Experimental WebGL interface in Google Maps - mark_h
http://googlesystem.blogspot.com/2011/10/google-maps-in-webgl.html

======
1880
Very smooth in Windows XP with Chrome 14. If you don't see the option to
enable it, make sure that you have English set as your language, or append
hl=en to the URL.

The best about this is that they aren't using images anymore in the map view,
but vectors, just like in Android. Everything is faster, less data is
transferred, and not everything is reloaded when you zoom in or out. This is
what WebGL is about, real accelerated and smooth apps, not spinning metalic
teapots :)

Now if Chrome didn't get image corruption half of the times that I open a
WebGL page...

------
imrehg
Don't work on my Linux machine (Arch Linux), but actually it fits their
description, I have Mesa 7.11 driver and they say I would need "earlier than
7.9" [0].

Funny that on the same place they recommend to "[k]eep your graphics card
driver and OS system up to date", which is exactly the problem - I'm "too" up
to date...

[0]
[http://www.google.com/support/chrome/bin/answer.py?answer=12...](http://www.google.com/support/chrome/bin/answer.py?answer=1220892)

------
xorglorb
It works well, and I'm glad to see Google pushing towards HTML5 (and related
standards) and away from Flash.

------
zobzu
Does not work on Linux with Chromium Slow with Firefox (also on Linux)

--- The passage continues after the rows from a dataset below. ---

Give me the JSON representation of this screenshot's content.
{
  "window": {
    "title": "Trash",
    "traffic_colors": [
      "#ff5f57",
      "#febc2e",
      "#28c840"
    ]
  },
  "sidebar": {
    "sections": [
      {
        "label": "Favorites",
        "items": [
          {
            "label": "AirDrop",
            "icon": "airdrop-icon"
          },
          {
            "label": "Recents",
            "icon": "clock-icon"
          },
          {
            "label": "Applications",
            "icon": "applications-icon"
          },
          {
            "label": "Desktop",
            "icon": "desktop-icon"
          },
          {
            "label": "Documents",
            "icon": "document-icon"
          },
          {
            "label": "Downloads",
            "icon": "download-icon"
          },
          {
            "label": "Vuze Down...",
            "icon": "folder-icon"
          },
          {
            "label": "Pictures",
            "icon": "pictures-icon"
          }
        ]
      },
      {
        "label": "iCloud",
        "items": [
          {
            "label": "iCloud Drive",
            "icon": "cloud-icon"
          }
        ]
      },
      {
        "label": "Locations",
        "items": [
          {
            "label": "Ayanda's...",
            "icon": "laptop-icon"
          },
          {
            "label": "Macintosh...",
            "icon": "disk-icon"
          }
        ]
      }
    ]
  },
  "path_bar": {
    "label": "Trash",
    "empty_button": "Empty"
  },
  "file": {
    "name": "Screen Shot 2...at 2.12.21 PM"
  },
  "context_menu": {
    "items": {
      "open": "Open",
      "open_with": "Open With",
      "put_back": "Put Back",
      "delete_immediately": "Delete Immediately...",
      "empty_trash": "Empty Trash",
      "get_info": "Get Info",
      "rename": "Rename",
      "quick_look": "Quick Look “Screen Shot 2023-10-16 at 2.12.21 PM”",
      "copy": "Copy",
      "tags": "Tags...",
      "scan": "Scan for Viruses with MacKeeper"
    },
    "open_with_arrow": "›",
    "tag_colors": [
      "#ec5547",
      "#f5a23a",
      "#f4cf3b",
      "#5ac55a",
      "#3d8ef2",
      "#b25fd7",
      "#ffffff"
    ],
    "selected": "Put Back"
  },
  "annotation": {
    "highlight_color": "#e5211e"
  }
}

I've sandy bridge intel graphics.

sad state of the Linux webgl drivers :(

Runs fine on Windows (Nvidia 560GTX) on both Firefox and Chrome, but both are
also not perfectly smooth, compared to the classic view.

------
rufo
MapGL doesn't seem to want to activate on my 2011 MacBook Air in Chrome beta
(15) - it just says my computer doesn't meet system requirements.

I don't see the option in Safari (with WebGL enabled) or Firefox, either.

------
PedroCandeias
Doesn't work on my early 2011 macbook pro 13" running lion. Anyone running one
of these can get it to work?

------
Game_Ender
Works fine on my Ubuntu 10.04 Linux machine with Chrome 15.0.874.83 beta and
Nvidia driver 195.36.24.

------
ajtaylor
Works great with Chrome 14 on Lion. The rotatable 45 degree satellite views
are wicked cool.

------
ck2
OT but hey Google - bring back realestate to google maps!

All these new features are nice but without new, local data it's not useful.

------
icegreentea
Looks really cool. Needs some tweaking in areas with a lot of high rises (like
Manhattan). The perspective + fading + faux shadows of all the high buildings
can make making out the streets difficult in some places. But shiny.

------
robinduckett
Works great on my system, Terrorists wet dream, tho.